1 800 euros au titre de l'article 700 du code de procédure civile,

- ordonné à la société de remettre à la salariée des bulletins de salaire rectifiés,

- dit que les sommes à caractère salarial porteront intérêts au taux légal à compter du dépôt de la requête et du jour de la décision pour celles à caractère indemnitaire,

- condamné la société aux dépens.

La société a interjeté appel de cette décision le 19 août 2022 et par conclusions remises le 15 novembre 2022, elle demande à la cour de :

- infirmer le jugement déféré,

- statuant à nouveau,

- débouter la salariée de ses demandes,

- la condamner au paiement d'une somme de 1 500 euros au titre de l'article 700 du code de procédure civile et aux dépens.
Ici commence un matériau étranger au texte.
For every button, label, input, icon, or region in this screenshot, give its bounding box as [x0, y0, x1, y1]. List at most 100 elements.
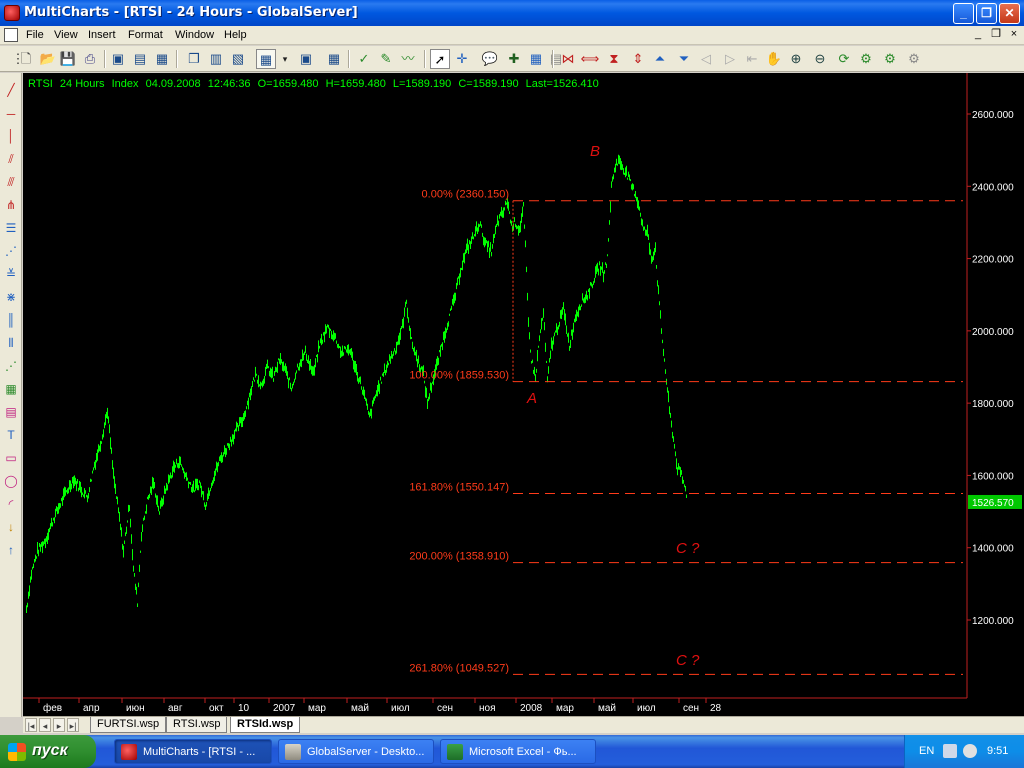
- strategy-icon[interactable]: ⚙: [880, 49, 900, 69]
- gann-fan-icon[interactable]: ⋇: [2, 288, 20, 306]
- speed-lines-icon[interactable]: ⋰: [2, 357, 20, 375]
- save-icon[interactable]: 💾: [58, 49, 78, 69]
- price-tick-label: 1400.000: [972, 544, 1014, 555]
- crosshair-icon[interactable]: ✛: [452, 49, 472, 69]
- new-file-icon[interactable]: 🗋: [16, 49, 36, 69]
- rectangle-icon[interactable]: ▭: [2, 449, 20, 467]
- language-indicator[interactable]: EN: [919, 745, 934, 757]
- layout-icon[interactable]: ▣: [296, 49, 316, 69]
- cycle-lines-icon[interactable]: ⫴: [2, 334, 20, 352]
- menu-window[interactable]: Window: [175, 29, 214, 41]
- menu-insert[interactable]: Insert: [88, 29, 116, 41]
- vertical-expand-icon[interactable]: ⇕: [628, 49, 648, 69]
- excel-icon[interactable]: ▦: [526, 49, 546, 69]
- time-zones-icon[interactable]: ║: [2, 311, 20, 329]
- tab-next-button[interactable]: ▸: [53, 718, 65, 732]
- minimize-button[interactable]: _: [953, 3, 974, 24]
- wave-label-b: B: [590, 143, 600, 160]
- tab-rtsid[interactable]: RTSId.wsp: [230, 717, 301, 733]
- comment-icon[interactable]: 💬: [480, 49, 500, 69]
- hourglass-icon[interactable]: ⧗: [604, 49, 624, 69]
- scroll-left-icon[interactable]: ◁: [696, 49, 716, 69]
- wave-icon[interactable]: 〰: [398, 49, 418, 69]
- volume-icon[interactable]: [963, 744, 977, 758]
- fib-level-label: 100.00% (1859.530): [409, 370, 509, 382]
- vertical-line-icon[interactable]: │: [2, 127, 20, 145]
- tab-rtsi[interactable]: RTSI.wsp: [166, 717, 228, 733]
- check-icon[interactable]: ✓: [354, 49, 374, 69]
- taskbar-globalserver[interactable]: GlobalServer - Deskto...: [278, 739, 434, 764]
- horizontal-line-icon[interactable]: ─: [2, 105, 20, 123]
- fibonacci-extension-tool[interactable]: 0.00% (2360.150) 100.00% (1859.530) 161.80…: [409, 189, 963, 675]
- tile-icon[interactable]: ▥: [206, 49, 226, 69]
- pan-icon[interactable]: ✋: [764, 49, 784, 69]
- new-chart-window-icon[interactable]: ▣: [108, 49, 128, 69]
- fibonacci-fan-icon[interactable]: ⋰: [2, 242, 20, 260]
- menu-file[interactable]: File: [26, 29, 44, 41]
- tab-last-button[interactable]: ▸|: [67, 718, 79, 732]
- chart-type-icon[interactable]: ▦: [256, 49, 276, 69]
- expand-icon[interactable]: ⟺: [580, 49, 600, 69]
- document-icon[interactable]: [4, 28, 18, 42]
- text-tool-icon[interactable]: T: [2, 426, 20, 444]
- fibonacci-extension-icon[interactable]: ≚: [2, 265, 20, 283]
- grid-icon[interactable]: ▦: [324, 49, 344, 69]
- start-button[interactable]: пуск: [0, 735, 96, 768]
- pencil-icon[interactable]: ✎: [376, 49, 396, 69]
- price-tick-label: 2200.000: [972, 255, 1014, 266]
- regression-channel-icon[interactable]: ⫻: [2, 173, 20, 191]
- grid-tool-icon[interactable]: ▦: [2, 380, 20, 398]
- format-icon[interactable]: ▧: [228, 49, 248, 69]
- scroll-up-icon[interactable]: ⏶: [650, 49, 670, 69]
- price-tick-label: 1200.000: [972, 616, 1014, 627]
- fibonacci-retracement-icon[interactable]: ☰: [2, 219, 20, 237]
- print-icon[interactable]: ⎙: [80, 49, 100, 69]
- time-tick-label: июл: [391, 703, 410, 714]
- close-button[interactable]: ✕: [999, 3, 1020, 24]
- menu-help[interactable]: Help: [224, 29, 247, 41]
- maximize-button[interactable]: ❐: [976, 3, 997, 24]
- chart-canvas[interactable]: 0.00% (2360.150) 100.00% (1859.530) 161.80…: [23, 73, 1024, 716]
- chart-type-dropdown-icon[interactable]: ▾: [275, 49, 295, 69]
- parallel-channel-icon[interactable]: ⫽: [2, 150, 20, 168]
- scroll-down-icon[interactable]: ⏷: [674, 49, 694, 69]
- ellipse-icon[interactable]: ◯: [2, 472, 20, 490]
- mdi-restore-button[interactable]: ❐: [988, 28, 1004, 42]
- menu-view[interactable]: View: [54, 29, 78, 41]
- scroll-right-icon[interactable]: ▷: [720, 49, 740, 69]
- taskbar-excel[interactable]: Microsoft Excel - Фь...: [440, 739, 596, 764]
- settings-icon[interactable]: ⚙: [904, 49, 924, 69]
- arrow-up-icon[interactable]: ↑: [2, 541, 20, 559]
- arc-icon[interactable]: ◜: [2, 495, 20, 513]
- time-tick-label: май: [351, 703, 369, 714]
- mdi-close-button[interactable]: ×: [1006, 28, 1022, 42]
- cursor-arrow-icon[interactable]: ➚: [430, 49, 450, 69]
- refresh-icon[interactable]: ⟳: [834, 49, 854, 69]
- arrow-down-icon[interactable]: ↓: [2, 518, 20, 536]
- zoom-in-icon[interactable]: ⊕: [786, 49, 806, 69]
- pitchfork-icon[interactable]: ⋔: [2, 196, 20, 214]
- time-tick-label: июл: [637, 703, 656, 714]
- zoom-out-icon[interactable]: ⊖: [810, 49, 830, 69]
- new-window-icon[interactable]: ▤: [130, 49, 150, 69]
- menu-format[interactable]: Format: [128, 29, 163, 41]
- price-ruler-icon[interactable]: ▤: [2, 403, 20, 421]
- multicharts-app-icon[interactable]: [4, 5, 20, 21]
- network-icon[interactable]: [943, 744, 957, 758]
- open-folder-icon[interactable]: 📂: [38, 49, 58, 69]
- squeeze-icon[interactable]: ⋈: [558, 49, 578, 69]
- taskbar-multicharts[interactable]: MultiCharts - [RTSI - ...: [114, 739, 272, 764]
- taskbar-multicharts-label: MultiCharts - [RTSI - ...: [143, 746, 256, 758]
- trendline-icon[interactable]: ╱: [2, 81, 20, 99]
- tab-furtsi[interactable]: FURTSI.wsp: [90, 717, 167, 733]
- tab-prev-button[interactable]: ◂: [39, 718, 51, 732]
- price-chart[interactable]: 0.00% (2360.150) 100.00% (1859.530) 161.80…: [23, 73, 1024, 716]
- scroll-begin-icon[interactable]: ⇤: [742, 49, 762, 69]
- signal-icon[interactable]: ⚙: [856, 49, 876, 69]
- mdi-minimize-button[interactable]: _: [970, 28, 986, 42]
- tab-first-button[interactable]: |◂: [25, 718, 37, 732]
- cascade-icon[interactable]: ❐: [184, 49, 204, 69]
- quote-manager-icon[interactable]: ▦: [152, 49, 172, 69]
- cross-plus-icon[interactable]: ✚: [504, 49, 524, 69]
- taskbar-globalserver-label: GlobalServer - Deskto...: [307, 746, 425, 758]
Par conclusions remises le 3 février 2023, la salariée demande à la cour de :

- confirmer le jugement sauf à condamner la société aux sommes suivantes :

216,57 euros au titre des congés payés sur l'indemnité compensatrice de préavis,

433,14 euros au titre de l'indemnité légale de licenciement,

Et ajouter que toutes les sommes allouées porteront intérêt de droit à compter de la déclaration d'appel et capitalisation à un taux d'intérêts de 10 %,

- condamner la société au paiement d'une somme de 5 000 euros au titre de l'article 700 du code de procédure civile,

dire que la cour se réserve la liquidation de l'astreinte,

débouter la société de toutes ses demandes,

la condamner aux dépens.

L'ordonnance de clôture a été fixée au 21 décembre 2023.